The Chuy Regional Court, which retried the case of Azimjan Askarov in appeal from October 4, 2016 to January 24, 2017, upheld the 2010 verdict which had been issued in a trial marred by a flawed investigation, bias, lack of substantial evidence and allegations of torture and the absence of investigation thereof, the Observatory maintains. In its decision published in April 2016, the UN Human Rights Committee requested the authorities to release Azimjan Askarov and quash his conviction. Neither of the recommendations were brought into effect, the authors remind.
Moreover, the Chuy Regional Court itself, by refusing to hear some defence witnesses, restricting access to the courtroom, failing to investigate credible allegations of torture and ignoring acts of pressure and intimidation targeting defence witnesses and lawyers, failed to guarantee Askarov’s right to a fair trial in accordance with international human rights standards.
According to OMCT Secretary General Gerald Staberock, “Kyrgyzstan has also made a complete mockery of its international human rights obligations.
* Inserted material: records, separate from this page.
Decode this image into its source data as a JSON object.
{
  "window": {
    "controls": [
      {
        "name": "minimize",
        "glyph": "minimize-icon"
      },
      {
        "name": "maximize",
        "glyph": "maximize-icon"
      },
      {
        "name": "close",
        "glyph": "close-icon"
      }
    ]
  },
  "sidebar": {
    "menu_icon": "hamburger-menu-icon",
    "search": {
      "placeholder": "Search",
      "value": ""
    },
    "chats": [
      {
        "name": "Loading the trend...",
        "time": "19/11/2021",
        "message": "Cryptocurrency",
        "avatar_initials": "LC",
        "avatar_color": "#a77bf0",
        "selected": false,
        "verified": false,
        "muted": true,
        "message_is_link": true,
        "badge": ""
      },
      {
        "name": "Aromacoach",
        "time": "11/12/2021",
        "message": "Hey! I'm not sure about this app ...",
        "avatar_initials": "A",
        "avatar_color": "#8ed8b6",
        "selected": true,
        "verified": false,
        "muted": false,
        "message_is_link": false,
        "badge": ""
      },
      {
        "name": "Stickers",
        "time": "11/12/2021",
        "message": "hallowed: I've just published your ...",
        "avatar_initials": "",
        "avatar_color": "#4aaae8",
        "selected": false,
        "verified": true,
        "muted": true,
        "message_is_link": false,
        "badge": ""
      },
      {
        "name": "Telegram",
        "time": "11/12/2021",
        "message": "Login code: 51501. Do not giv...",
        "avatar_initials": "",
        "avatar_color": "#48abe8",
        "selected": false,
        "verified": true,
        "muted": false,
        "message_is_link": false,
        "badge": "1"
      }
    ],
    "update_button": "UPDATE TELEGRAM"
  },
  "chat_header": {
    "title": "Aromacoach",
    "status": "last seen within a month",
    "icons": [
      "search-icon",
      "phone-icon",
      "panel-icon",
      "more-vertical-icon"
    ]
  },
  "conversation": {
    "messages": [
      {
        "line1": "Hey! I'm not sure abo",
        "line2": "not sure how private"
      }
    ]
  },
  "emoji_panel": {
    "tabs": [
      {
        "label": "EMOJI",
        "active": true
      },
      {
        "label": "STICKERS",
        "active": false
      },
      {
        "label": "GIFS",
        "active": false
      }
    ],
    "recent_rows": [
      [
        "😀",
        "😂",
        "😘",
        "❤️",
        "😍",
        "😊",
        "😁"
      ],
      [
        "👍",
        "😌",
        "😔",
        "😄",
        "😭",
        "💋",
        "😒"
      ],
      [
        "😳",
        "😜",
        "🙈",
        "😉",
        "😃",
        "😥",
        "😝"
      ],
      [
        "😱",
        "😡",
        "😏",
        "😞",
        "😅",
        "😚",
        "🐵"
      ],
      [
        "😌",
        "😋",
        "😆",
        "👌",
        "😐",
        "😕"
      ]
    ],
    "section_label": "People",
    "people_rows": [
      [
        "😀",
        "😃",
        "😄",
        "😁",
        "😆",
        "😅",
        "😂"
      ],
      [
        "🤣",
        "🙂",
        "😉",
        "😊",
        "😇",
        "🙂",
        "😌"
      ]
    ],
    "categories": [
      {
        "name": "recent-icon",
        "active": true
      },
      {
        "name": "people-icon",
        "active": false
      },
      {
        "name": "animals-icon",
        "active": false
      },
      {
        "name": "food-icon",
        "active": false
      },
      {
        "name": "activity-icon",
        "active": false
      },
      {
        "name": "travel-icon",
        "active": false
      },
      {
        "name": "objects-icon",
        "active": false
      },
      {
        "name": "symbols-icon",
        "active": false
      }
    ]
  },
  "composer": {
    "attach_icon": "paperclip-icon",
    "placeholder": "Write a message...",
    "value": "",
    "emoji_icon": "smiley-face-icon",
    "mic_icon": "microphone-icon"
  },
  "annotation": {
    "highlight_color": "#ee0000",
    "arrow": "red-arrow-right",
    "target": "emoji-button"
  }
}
If this country wants to be a European trading partner it has to be clear to it that it has to behave very differently.”
The watchdog reminds that President Atambayev is scheduled to meet with three European Union (EU) leaders mentioned above to discuss a new Agreement on Partnership and Cooperation and a Memorandum of Understanding on a 13 million euros worth project aimed at supporting judicial reform in Kyrgyzstan.
“The arbitrary character of Azimjam Askarov’s detention is unquestionable. EU leaders must take the opportunity of President Atambayev’s visit to remind him of Kyrgyzstan’s human rights commitments and the need to demonstrate at the highest level the will to support a genuine judicial reform. Support to judicial reform is meaningless if the right to a fair trial is not guaranteed and justice remains vulnerable to political interference,” FIDH Honorary President Souhayr Belhassen maintains.